In Galizia, mi piace molto la cucina di Javier Olleros del Culler de Pau, uno chef molto discreto e ancora poco conosciuto. Elegante e goloso allo stesso tempo, ha un meraviglioso ristorante vicino a Pontevedra. A Barcellona, Jordi Vilà di Alkimia comincia a essere riconosciuto. Anche Rafa Peña del Gresca e Oriol Ivern di Hisop. Tra i più casual, evidenzierei Toni Romero del Suculent e il ristorante Dos Pebrots che ha uno chef come Borja Garcia (ex Noma, Ryugin, Etxebarri…), che sta all'ombra di Albert Raurich del Dos Palillos. Adoro la cucina messicana progressive di Paco Méndez, chef dell’Hoja Santa di Albert Adrià.

Jordi Vilà, Alkimia

Jordi VilàAlkimia

Mauro Uliassi celebra con tutto il suo team la terza stella Michelin, lo scorso dicembre

Mauro Uliassi celebra con tutto il suo team la terza stella Michelin, lo scorso dicembre

A Valencia, i miei preferiti sono Ricard Camarena e il ristorante BonAmb de Xávea, che ha già due stelle. Ma anche Vicente Patiño nella sua Saiti, ancora senza riconoscimenti Michelin. In Andalusia, a parte i grandi (Angel León e Paco Morales), dovrei nominare Benito Gómez e il suo Bardal a Ronda, Pedro Sanchez del Bagá di Jaen e Juan Luis Fernández (ex chef di Aponiente) di Lu a Jerez.

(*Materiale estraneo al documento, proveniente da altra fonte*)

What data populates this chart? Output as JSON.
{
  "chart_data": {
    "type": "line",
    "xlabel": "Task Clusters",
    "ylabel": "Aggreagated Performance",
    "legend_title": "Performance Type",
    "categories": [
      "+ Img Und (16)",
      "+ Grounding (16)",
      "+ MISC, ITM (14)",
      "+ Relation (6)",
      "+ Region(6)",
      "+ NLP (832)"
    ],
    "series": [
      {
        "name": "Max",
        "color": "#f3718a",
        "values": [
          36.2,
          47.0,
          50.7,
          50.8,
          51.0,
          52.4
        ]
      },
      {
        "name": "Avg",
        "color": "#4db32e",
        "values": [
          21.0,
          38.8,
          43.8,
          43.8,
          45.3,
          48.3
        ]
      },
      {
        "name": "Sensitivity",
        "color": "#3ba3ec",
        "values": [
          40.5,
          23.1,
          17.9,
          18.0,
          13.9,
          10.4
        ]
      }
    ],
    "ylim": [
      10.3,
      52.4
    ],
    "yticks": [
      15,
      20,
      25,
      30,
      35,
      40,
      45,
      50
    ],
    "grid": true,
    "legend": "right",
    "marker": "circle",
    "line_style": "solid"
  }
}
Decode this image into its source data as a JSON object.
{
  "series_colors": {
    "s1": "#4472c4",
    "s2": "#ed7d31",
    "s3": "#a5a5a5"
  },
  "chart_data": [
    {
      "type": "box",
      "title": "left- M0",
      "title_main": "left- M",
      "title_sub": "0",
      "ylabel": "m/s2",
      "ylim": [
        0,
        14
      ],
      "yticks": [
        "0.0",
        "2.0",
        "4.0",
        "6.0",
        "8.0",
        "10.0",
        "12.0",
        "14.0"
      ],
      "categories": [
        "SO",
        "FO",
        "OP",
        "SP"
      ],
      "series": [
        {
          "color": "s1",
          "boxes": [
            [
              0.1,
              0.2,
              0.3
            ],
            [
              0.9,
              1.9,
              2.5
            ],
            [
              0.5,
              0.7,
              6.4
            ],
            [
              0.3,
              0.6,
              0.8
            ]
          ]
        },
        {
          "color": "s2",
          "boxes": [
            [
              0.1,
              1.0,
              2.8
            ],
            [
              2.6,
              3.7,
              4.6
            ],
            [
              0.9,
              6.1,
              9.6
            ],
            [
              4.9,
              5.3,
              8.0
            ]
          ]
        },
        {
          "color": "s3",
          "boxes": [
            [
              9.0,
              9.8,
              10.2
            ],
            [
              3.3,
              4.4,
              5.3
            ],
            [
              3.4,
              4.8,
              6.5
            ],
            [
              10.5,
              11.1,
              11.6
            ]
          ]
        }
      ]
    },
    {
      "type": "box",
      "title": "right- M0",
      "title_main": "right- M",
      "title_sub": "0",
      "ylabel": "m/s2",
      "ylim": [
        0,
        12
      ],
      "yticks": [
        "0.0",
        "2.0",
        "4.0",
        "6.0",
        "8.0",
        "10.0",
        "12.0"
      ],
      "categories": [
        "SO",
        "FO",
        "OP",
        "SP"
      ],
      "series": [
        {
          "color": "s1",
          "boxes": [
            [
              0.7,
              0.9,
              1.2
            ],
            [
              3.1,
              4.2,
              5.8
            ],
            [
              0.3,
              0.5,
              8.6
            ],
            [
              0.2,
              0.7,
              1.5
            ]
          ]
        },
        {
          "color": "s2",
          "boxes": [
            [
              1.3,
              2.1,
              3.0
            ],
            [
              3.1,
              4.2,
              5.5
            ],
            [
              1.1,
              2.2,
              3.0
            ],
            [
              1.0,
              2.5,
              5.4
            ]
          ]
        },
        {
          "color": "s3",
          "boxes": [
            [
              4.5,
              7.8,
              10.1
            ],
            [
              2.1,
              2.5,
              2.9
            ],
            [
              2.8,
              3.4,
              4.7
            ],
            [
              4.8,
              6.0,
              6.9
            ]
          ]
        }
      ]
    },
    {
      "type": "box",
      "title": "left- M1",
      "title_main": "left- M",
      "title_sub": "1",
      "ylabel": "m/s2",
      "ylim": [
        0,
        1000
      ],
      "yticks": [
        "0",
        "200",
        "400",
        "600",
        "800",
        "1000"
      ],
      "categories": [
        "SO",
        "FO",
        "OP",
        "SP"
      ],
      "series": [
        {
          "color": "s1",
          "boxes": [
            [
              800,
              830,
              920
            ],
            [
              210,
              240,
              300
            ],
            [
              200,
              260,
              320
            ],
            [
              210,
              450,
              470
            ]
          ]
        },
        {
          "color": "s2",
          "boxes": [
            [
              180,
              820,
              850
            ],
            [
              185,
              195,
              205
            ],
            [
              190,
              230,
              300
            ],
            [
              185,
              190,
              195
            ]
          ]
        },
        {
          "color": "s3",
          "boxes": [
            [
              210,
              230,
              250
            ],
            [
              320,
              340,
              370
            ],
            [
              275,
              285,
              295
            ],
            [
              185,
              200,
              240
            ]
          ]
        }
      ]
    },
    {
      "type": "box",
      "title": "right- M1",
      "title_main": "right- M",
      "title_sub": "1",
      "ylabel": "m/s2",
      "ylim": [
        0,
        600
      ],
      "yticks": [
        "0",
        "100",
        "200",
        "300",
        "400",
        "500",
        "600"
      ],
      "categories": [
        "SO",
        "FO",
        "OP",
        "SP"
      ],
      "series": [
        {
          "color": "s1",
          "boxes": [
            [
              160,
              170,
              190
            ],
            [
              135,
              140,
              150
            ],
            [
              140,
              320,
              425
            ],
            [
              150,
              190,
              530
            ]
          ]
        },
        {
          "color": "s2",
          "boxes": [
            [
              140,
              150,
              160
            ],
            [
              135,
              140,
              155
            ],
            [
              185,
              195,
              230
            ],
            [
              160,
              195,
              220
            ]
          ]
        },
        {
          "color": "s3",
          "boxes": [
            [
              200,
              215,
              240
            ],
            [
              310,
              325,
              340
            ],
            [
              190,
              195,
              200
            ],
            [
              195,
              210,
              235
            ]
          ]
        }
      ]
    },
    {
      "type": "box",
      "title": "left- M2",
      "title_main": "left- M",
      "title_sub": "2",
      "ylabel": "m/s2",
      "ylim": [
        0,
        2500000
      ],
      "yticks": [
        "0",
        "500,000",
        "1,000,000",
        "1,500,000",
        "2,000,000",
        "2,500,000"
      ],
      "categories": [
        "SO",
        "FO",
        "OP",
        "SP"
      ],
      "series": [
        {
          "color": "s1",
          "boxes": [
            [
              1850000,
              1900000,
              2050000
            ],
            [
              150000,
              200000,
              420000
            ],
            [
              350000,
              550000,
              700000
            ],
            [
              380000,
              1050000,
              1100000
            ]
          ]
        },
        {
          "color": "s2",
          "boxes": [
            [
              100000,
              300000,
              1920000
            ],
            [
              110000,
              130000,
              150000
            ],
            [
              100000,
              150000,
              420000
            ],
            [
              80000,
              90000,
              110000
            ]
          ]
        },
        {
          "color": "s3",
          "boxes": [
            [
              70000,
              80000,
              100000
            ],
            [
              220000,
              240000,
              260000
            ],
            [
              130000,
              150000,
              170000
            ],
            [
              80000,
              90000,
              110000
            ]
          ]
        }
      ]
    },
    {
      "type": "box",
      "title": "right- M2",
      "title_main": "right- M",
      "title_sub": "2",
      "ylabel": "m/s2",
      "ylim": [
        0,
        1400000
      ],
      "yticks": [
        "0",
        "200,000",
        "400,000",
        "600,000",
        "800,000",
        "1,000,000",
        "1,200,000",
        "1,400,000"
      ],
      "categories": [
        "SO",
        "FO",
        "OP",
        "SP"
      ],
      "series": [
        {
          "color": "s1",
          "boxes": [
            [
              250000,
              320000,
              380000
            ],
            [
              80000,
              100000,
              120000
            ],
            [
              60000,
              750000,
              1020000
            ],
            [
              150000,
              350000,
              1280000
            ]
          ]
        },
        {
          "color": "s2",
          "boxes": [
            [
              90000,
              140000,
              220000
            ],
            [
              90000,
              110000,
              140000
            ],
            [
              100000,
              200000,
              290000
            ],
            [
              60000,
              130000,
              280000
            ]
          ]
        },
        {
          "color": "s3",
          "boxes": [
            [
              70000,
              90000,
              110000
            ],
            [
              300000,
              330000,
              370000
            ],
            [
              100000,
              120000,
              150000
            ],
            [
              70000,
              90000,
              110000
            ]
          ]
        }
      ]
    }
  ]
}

In Italia, se è permesso dirlo, sono contento che la cucina di Mauro Uliassi oggi sia più riconosciuta, ma sfortunatamente sono in pochi a conoscerlo in Spagna. Ora occorrerebbe parlare dei grandi chef sopravvalutati dalle guide e dai giornalisti (ogni paese ha il suo), ma preferisco parlarvene in privato...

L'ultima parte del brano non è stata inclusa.